Владимир Солоухин - Капля росы
Поля, уставленные крестцами, были самой непременной и, нужно сказать, красивой частью деревенского пейзажа в пору летней страды. Взглянув на такое поле, сразу можно было сказать, хорош или плох урожай в этом году, потому что при хорошем урожае крестцы стояли густо, часто, обильно, а уж если разбрелись они по жнивью на редь, где крестец, – значит редка, тоща была ржица.

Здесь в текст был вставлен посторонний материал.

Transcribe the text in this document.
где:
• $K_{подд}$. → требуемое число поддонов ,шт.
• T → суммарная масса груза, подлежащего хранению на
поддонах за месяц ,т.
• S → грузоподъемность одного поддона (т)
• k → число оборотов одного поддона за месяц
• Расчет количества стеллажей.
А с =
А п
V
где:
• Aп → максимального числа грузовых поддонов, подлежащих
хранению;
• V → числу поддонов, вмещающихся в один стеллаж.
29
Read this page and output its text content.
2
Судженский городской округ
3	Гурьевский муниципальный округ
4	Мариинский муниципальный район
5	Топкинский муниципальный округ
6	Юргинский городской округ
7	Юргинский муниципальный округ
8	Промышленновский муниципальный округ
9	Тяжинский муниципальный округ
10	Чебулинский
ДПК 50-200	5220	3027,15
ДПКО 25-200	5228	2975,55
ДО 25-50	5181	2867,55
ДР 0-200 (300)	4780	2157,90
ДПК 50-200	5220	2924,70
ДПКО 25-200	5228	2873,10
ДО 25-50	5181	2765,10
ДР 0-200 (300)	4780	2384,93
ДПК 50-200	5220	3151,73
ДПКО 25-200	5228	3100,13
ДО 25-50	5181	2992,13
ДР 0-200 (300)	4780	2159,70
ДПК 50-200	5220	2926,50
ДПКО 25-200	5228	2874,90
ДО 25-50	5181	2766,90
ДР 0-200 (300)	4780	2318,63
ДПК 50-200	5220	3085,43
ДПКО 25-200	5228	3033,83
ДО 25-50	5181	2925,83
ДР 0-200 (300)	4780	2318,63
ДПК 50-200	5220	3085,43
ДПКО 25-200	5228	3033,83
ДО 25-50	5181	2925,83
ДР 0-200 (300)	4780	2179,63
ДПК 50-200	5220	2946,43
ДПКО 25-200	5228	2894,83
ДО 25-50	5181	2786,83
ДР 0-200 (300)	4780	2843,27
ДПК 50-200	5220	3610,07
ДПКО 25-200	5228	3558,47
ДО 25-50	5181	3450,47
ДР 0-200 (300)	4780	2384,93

Когда на телегу накладывают сено, более сильный, более взрослый человек стоит с вилами на земле и подает сено из копны на воз. А подросток ли, женщина ли, девушка ли, стоя на возу, укладывает сено как нужно: пласт на правый угол, пласт на левый угол, пласт на середину для связи, – но когда возят снопы, взрослый сам становится на телегу, ибо укладывание снопов – дело особое. Снопы скользят друг по другу, и если что-нибудь чуть-чуть не так, то весь воз может расползтись или опрокинуться по дороге. К тому же косогорчики и овражки попадаются на пути. Уронишь воз сена – беды большой нет, укладывай снова и поезжай. Из снопов во время такой аварии высыпается, вымолачивается зерно. И без этого сколько раз нужно переложить сноп с места на место: с земли – в крестец, из крестца – на воз, с воза – в оденье или в сарай, из сарая или из оденья – к молотилке.
Кататься нам, малышам, на снопах было куда боязнее, чем на возу с сеном. Там сделаешь себе ямку – и сиди. А здесь все скатываешься, соскальзываешь, сползаешь от середины к краю воза, а воз раскачивается на колеях и кажется таким высоченным, что упади – и расшибешься насмерть. Но однажды как-то вдруг покачнулось небо и недальний еловый лесочек, и вот, не успев сообразить, что происходит, я очутился на бесформенной куче снопов, а снопы уж лежали на земле, а не на телеге.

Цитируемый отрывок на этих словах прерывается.